I started to do some emails and generally get things done. I had a conference call at 10:30.

I checked back a few times but the stupid thing always said 15 minutes and at 10:30 I got on my call. It was a short call and I swore that I checked the Ticketmaster page a couple of times.

After the call I saw I had four tickets in section 329, row 14.

And that a little timer in the corner read 00:00.

I had performed the Internet equivalent of waiting in a long line, getting to the front and then standing there like a moron ignoring the sales clerk. (Sir! Can I help you?)

I had four tickets and lost them. So much for doing two things at once.

I called Gail. She struck out too, mostly likely because she had requested 8 tickets.

I gave up and went back to work and at about 11 AM, still pissed about the 4 tickets I had on Friday when Gail called me back. She had 4 for Wednesdays show.

Back to Ticketmaster. I log on and select 4 tickets for Wednesday, enter the stupid captcha phrase and the timer starts again. 15 minutes, 16 minutes. 15 minutes.

I check back in a bit. It's 10 minutes now. I wait a little longer and it reads 6 minutes and it's moving fast. It's down to 2 minutes.

Now I'm stuck watching it. I have to, I'm fully invested at this point.

Bingo - 4 tickets for Wednesday.

And a two minute timer that's counting down. 1:59, 1:58 ......

I select the tickets and am given a fresh new timer of 5 minutes to enter credit card info. I figure no sweat, I'm in now. I'll just enter my credit card info and I'll have 4 tickets.

I open my wallet and find an empty spot where the Platinum card usually sits. I recall my wife used it for something on the Internet and I never took it back. OK, I still have my debit/check card and that works.

I start to fill out the three hundred pieces of information that Ticketmaster requires I get to the double secret security number on the back of the card, flip the card over and discover it is blank.

I have no security code.

Then I recall that this was the card I had replaced at the bank instead of sending away and waiting two weeks. They replaced it on the spot, but about week later a recalled seeing that the little box on the back was blank instead of having three digits in it.

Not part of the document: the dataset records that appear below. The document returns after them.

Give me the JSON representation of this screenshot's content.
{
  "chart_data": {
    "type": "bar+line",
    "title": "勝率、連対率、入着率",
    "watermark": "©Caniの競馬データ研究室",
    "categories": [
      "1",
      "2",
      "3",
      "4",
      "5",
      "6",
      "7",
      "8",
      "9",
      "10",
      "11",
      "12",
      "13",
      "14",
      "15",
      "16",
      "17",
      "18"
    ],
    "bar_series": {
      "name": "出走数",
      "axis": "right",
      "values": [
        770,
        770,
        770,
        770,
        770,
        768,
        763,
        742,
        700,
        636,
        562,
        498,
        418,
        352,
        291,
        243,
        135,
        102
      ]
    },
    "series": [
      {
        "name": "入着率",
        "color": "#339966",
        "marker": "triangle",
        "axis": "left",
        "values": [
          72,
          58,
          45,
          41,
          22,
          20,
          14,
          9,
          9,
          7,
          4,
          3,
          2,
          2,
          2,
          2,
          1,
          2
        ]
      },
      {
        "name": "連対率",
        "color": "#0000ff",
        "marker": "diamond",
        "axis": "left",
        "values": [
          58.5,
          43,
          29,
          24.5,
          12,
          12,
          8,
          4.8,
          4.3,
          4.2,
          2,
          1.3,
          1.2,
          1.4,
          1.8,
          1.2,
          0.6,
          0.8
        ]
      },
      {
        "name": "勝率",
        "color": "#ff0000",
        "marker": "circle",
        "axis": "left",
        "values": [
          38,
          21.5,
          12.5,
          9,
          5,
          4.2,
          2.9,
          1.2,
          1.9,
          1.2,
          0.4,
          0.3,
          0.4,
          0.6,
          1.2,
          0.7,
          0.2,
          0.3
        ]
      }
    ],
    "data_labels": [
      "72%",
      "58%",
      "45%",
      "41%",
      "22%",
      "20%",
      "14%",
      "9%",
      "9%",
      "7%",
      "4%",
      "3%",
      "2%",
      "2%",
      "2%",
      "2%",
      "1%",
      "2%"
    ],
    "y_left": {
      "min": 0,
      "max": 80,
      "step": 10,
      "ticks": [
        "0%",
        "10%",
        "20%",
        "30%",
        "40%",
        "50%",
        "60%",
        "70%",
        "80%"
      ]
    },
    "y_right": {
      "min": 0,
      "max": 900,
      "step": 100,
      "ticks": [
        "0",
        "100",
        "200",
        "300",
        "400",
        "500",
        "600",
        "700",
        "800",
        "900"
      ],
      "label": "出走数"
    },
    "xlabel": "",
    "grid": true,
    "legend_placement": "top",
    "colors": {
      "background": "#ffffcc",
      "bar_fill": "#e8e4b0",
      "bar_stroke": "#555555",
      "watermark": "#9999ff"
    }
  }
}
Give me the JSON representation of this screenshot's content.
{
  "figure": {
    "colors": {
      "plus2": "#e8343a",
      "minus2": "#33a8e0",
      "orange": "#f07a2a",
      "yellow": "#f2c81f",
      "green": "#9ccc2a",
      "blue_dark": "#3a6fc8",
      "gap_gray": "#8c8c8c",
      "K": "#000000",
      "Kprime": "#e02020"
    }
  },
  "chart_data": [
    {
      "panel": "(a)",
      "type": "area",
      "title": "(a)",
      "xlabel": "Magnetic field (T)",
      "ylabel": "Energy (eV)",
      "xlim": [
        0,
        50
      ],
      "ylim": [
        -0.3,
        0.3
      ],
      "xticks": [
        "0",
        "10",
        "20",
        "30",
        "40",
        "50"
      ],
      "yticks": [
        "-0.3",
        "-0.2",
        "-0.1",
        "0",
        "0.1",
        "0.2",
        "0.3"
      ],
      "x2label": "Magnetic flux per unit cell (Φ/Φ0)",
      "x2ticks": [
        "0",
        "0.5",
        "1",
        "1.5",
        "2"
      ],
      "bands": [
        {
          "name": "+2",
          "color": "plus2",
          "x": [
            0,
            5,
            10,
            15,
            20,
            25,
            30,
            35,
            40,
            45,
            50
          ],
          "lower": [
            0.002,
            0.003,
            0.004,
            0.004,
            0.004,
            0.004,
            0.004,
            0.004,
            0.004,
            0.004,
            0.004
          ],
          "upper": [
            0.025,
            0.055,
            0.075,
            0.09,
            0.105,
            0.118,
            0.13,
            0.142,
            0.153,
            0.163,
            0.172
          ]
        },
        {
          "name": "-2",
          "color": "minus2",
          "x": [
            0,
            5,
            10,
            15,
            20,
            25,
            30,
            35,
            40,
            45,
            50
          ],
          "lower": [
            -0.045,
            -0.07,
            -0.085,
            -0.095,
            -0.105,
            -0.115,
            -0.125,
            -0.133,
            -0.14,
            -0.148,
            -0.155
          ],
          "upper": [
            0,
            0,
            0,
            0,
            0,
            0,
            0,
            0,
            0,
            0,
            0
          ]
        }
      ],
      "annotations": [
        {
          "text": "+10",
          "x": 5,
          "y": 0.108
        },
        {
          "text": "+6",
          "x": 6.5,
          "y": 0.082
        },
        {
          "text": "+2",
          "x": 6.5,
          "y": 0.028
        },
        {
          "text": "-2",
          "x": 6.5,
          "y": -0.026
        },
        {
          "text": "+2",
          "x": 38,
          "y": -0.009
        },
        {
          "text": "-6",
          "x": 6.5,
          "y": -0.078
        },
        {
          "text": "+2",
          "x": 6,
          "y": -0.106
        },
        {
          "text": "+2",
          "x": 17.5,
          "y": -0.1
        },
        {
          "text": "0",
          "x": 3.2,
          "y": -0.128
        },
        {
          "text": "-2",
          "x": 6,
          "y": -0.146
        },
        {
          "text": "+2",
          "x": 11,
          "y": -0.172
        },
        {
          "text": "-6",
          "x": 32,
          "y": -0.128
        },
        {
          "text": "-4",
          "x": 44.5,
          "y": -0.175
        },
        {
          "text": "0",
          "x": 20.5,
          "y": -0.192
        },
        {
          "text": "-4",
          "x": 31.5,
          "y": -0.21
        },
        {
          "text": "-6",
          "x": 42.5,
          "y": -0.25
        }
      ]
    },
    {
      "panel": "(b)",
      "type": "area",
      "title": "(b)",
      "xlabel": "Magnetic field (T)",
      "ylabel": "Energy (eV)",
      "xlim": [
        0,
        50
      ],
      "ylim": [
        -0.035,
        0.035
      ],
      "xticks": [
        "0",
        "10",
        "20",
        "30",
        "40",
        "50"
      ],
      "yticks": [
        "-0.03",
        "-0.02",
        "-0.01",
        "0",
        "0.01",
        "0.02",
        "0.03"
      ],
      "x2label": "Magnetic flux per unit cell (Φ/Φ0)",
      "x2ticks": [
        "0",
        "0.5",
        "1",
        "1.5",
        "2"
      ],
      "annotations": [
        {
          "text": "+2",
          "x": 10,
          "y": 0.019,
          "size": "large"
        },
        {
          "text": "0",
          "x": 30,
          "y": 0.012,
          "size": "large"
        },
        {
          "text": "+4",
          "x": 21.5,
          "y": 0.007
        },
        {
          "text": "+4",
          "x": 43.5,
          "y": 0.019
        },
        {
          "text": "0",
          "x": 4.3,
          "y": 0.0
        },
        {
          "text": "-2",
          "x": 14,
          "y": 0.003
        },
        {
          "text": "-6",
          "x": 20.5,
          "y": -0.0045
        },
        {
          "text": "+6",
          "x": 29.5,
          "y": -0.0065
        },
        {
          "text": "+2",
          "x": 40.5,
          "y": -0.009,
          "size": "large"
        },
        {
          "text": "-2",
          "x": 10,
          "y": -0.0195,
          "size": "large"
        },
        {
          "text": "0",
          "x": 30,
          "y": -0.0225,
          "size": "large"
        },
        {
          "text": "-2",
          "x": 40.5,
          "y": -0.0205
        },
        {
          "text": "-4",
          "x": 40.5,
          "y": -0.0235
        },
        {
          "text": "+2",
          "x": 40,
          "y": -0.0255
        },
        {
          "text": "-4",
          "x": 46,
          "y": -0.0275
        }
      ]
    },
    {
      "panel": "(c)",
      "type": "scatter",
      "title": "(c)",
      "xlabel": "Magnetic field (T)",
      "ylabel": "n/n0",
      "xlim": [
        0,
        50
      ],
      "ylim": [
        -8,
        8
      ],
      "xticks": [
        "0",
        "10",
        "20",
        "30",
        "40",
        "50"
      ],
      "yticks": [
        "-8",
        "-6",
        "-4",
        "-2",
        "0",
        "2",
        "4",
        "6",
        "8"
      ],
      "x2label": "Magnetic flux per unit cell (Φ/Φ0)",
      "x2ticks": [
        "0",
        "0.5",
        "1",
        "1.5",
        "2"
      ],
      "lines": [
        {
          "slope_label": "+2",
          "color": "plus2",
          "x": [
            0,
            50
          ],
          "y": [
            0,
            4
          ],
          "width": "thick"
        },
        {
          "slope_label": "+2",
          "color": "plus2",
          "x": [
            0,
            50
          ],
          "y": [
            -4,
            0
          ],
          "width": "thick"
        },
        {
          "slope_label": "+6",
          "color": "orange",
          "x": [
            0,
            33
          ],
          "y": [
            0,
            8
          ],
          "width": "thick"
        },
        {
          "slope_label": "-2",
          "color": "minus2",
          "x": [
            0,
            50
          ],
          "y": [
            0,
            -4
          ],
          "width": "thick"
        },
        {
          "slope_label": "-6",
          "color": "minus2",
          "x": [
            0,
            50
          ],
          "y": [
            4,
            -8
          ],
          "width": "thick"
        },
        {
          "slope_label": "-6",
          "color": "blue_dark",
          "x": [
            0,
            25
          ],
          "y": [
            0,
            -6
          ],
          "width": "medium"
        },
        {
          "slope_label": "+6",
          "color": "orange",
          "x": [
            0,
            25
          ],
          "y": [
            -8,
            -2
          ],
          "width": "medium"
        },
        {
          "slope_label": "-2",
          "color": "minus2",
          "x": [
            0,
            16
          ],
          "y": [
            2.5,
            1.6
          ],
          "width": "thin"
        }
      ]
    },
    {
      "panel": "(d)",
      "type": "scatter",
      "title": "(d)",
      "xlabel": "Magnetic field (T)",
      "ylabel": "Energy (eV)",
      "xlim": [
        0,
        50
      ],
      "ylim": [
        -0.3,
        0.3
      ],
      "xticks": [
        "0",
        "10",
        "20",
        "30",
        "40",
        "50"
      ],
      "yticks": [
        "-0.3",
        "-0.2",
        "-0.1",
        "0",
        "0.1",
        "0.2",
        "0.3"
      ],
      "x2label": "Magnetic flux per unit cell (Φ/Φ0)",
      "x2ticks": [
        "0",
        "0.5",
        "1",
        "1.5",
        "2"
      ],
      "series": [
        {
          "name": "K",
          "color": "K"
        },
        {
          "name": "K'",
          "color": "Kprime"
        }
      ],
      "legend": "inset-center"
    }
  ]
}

I try forcing it in anyway and fill out the rest of the stupid page.

No-go. They want ALL the information.

The Timer in the corner now reads 3:30, 3:29.....

There is only one thing to do. Call my wife.

Now I have a problem. She has no idea that Gail and I are doing this and I have precious little time left. She is not going to be happy about spending three hundred bucks on tickets. Again.

I call. She answers. We have the following conversation:

Me: GivemethenumberforthePlatinumcard. NOW!
Her: What? What for? I told you that was in my wallet and you could get it anytime.
Me: Just get me the number. Please. Now!
Her: What for?
Me: Springsteen tickets.
The clock reads 3:10
Her: What? We just went to Springsteen.
Me: Justgivemethenumbers I'm on a timer here.
Her: You don't even know how much the Jimmy Buffet Tickets are yet.
Me: Can I have the numbers please?
Her: 4035.......
Me: And the security code
Her: 999.

I fill in the form again while she works it in the background.

Her: I can't do Bruce more than once a year. I can't go back.
Me: You don't have to go. What's the expiration date?
Her: 10/2012

I press submit.

I am the owner of 4 tickets to the30th of Sept show at Giants Stadium. One of the last there.

I figure I can always unload them if I have to. They are like printing money around here.

The week of apologizing continued after work when I got home. I was told "that's OK that is your Fathers day gift".